Suite à une pathologie parodontale sévère, l'alvéolyse peut aboutir à un rapport couronne/racine clinique défavorable pour des raisons biomécaniques [7], mais également biologiques en compromettant le scellement apical par la longueur de l'ancrage canalaire. En effet, une dent dépulpée présentant une perte de substance importante imposera le recours à une reconstitution corono-radiculaire afin d'assurer la rétention de la restauration coronaire. Idéalement, la longueur infra-osseuse de l'ancrage radiculaire doit être au moins équivalente à la hauteur de la couronne clinique (cette dernière est augmentée ici du fait de la perte osseuse). D'autre part, il est nécessaire de laisser subsister un bouchon apical de gutta-percha d'au moins 4 à 5 mm (notion d'étanchéité) [8, 9]. Ces deux derniers objectifs sont parfois difficiles à concilier par manque de longueur radiculaire et peuvent imposer des compromis, voire l'exclusion de la dent du plan de traitement prothétique. Toutefois, le nombre et la situation des dents contenues dans la future réhabilitation peuvent permettrent de répartir les efforts sur l'ensemble de la structure prothétique et peuvent limiter les sollicitations directes. Des ancrages courts, respectueux de l'obturation apicale peuvent dans ces cas êtres envisagés d'autant que les ciments ou colles disponibles actuellement optimisent la rétention de ces reconstitutions.

Endodontie et prothèse

Infection endodontique

Elle représente la difficulté majeure en termes diagnostique et thérapeutique ainsi que par sa prévalence.
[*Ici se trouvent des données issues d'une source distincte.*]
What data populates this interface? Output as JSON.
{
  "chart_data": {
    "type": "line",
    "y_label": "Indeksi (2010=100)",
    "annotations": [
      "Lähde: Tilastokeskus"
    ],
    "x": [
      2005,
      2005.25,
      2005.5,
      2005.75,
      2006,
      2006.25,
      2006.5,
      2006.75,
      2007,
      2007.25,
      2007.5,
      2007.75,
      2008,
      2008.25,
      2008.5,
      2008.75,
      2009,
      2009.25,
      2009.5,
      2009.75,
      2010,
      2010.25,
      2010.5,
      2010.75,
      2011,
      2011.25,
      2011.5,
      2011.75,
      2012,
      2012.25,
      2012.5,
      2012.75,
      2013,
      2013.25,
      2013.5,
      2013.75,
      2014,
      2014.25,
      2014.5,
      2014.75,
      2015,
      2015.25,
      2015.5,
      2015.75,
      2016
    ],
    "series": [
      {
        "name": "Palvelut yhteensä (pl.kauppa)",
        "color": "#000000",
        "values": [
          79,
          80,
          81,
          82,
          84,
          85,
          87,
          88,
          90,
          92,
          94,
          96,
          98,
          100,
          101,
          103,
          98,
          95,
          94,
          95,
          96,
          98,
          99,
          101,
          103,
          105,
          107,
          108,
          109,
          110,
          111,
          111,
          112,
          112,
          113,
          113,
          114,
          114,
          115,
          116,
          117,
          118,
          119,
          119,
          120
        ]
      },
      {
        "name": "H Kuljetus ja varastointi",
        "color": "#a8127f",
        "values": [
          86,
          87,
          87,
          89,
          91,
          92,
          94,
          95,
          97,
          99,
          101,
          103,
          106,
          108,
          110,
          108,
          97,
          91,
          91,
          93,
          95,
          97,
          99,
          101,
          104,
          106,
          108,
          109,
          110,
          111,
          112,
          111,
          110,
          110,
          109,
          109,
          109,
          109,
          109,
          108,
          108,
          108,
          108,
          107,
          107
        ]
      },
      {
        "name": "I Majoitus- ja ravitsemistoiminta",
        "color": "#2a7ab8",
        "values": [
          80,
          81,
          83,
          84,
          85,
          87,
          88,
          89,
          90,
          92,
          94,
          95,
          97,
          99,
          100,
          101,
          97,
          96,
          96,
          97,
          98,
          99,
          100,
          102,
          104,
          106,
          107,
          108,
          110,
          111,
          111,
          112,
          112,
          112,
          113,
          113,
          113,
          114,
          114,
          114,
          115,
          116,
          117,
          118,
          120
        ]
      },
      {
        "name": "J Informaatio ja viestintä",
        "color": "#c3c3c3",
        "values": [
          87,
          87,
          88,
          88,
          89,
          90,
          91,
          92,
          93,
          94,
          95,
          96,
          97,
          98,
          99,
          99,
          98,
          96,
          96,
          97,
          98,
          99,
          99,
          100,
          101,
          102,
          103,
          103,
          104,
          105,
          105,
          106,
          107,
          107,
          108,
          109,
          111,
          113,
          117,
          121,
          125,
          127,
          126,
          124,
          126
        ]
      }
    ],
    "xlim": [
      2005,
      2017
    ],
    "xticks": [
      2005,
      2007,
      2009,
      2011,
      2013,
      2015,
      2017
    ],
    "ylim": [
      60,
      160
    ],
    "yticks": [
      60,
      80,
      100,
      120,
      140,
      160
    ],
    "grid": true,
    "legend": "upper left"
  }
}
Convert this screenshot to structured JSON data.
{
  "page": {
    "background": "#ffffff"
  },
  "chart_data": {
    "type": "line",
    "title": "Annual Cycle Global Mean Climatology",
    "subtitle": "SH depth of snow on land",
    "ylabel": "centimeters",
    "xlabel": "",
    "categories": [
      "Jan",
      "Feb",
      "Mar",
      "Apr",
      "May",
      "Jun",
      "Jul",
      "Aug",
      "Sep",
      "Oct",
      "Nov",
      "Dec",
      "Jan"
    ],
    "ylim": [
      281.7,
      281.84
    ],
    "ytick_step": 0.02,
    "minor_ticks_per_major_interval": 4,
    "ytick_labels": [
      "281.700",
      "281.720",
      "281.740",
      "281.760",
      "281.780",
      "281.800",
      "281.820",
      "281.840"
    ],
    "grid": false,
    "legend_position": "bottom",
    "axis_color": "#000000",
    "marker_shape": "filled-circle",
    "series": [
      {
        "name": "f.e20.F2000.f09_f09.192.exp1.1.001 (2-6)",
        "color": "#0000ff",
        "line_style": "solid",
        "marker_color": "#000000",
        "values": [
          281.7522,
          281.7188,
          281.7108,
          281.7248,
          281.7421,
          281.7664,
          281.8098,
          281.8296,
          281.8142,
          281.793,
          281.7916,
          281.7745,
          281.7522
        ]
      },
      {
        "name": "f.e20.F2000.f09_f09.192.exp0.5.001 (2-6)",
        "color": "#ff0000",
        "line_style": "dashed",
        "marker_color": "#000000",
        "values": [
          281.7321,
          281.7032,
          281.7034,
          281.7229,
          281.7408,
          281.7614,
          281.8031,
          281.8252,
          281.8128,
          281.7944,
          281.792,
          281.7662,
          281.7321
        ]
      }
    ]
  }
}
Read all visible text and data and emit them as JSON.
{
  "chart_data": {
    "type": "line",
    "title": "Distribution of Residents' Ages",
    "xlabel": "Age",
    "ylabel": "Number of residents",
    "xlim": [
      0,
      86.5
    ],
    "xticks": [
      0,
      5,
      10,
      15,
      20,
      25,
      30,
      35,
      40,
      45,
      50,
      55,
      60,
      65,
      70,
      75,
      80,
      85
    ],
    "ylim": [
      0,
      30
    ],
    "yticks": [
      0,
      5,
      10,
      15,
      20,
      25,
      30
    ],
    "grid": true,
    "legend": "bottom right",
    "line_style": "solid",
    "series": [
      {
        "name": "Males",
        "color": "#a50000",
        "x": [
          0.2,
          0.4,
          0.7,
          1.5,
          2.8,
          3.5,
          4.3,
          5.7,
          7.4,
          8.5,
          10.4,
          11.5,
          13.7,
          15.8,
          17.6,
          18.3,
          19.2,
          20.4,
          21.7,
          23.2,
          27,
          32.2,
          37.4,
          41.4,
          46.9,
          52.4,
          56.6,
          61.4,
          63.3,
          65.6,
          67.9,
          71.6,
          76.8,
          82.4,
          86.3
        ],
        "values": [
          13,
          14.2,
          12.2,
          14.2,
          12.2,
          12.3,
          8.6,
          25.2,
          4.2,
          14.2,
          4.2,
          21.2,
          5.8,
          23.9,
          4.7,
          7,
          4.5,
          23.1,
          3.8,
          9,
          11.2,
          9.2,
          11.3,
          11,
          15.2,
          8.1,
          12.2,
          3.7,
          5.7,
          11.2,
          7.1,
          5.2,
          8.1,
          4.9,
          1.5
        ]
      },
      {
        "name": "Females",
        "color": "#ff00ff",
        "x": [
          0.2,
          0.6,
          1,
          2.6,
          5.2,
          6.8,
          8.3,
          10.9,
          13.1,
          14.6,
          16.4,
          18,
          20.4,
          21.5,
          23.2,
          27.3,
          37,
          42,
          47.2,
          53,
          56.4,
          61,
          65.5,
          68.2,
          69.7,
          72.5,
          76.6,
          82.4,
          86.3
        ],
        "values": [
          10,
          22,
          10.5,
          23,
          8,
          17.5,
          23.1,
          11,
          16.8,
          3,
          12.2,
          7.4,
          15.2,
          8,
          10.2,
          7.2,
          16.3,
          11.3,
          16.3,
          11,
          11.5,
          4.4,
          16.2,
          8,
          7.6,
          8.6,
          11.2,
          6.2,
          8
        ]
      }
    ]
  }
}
Il est actuellement prouvé que :

- l'inflammation pulpaire et les lésions péri-apicales sont la conséquence d'une contamination bactérienne de l'endodonte [10] ;

- il est cliniquement et radiologiquement impossible de diagnostiquer la nature kystique d'une lésion péri-apicale [5, 11] et son irréversibilité thérapeutique ;

- sur le plan épidémiologique, il existe une corrélation entre le pourcentage de lésions péri-apicales et la présence de dents dépulpées dont le traitement endodontique est inadéquat [12].

La désinfection représente un des facteurs essentiels du succès [13].

Le traitement ou le retraitement endodontique reposent sur la mise en forme, la désinfection, l'obturation tridimensionnelle de l'endodonte en respectant le(s) foramen (a) en diamètre et en position [14]. L'impossibilité d'atteindre ces objectifs augmente les risques d'échec, le traitement conservateur reposera alors sur l'endodontie chirurgicale.

Il est donc nécessaire de considérer différemment le traitement initial et le retraitement.

Traitement endodontique initial ou retraitement ?

Le pronostic d'un traitement endodontique est lié à de nombreux facteurs corrélés à la possibilité plus ou moins complète de désinfection, mise en forme et obturation du système endocanalaire. Des situations multiples existent.

• Pulpite irréversible, dépulpation prothétique

Il s'agit d'un traitement endodontique initial dont le pronostic est situé en moyenne aux environs de 95 % sous réserve que le traitement soit réalisé dans les règles. Le pronostic endodontique est alors prévisible et optimise le pronostic prothétique.

Pourtant, selon Machtou : « il est préoccupant de constater que l'endodontie réalisée en omnipratique engendre souvent un besoin de nouveaux traitements qui auraient pu être évités si le traitement initial avait été effectué correctement. » [15].

Le respect des procédures opératoires, des règles élémentaires d'aseptie/antiseptie et la connaissance de l'anatomie pulpo-radiculaire influencent fortement l'avenir de la dent.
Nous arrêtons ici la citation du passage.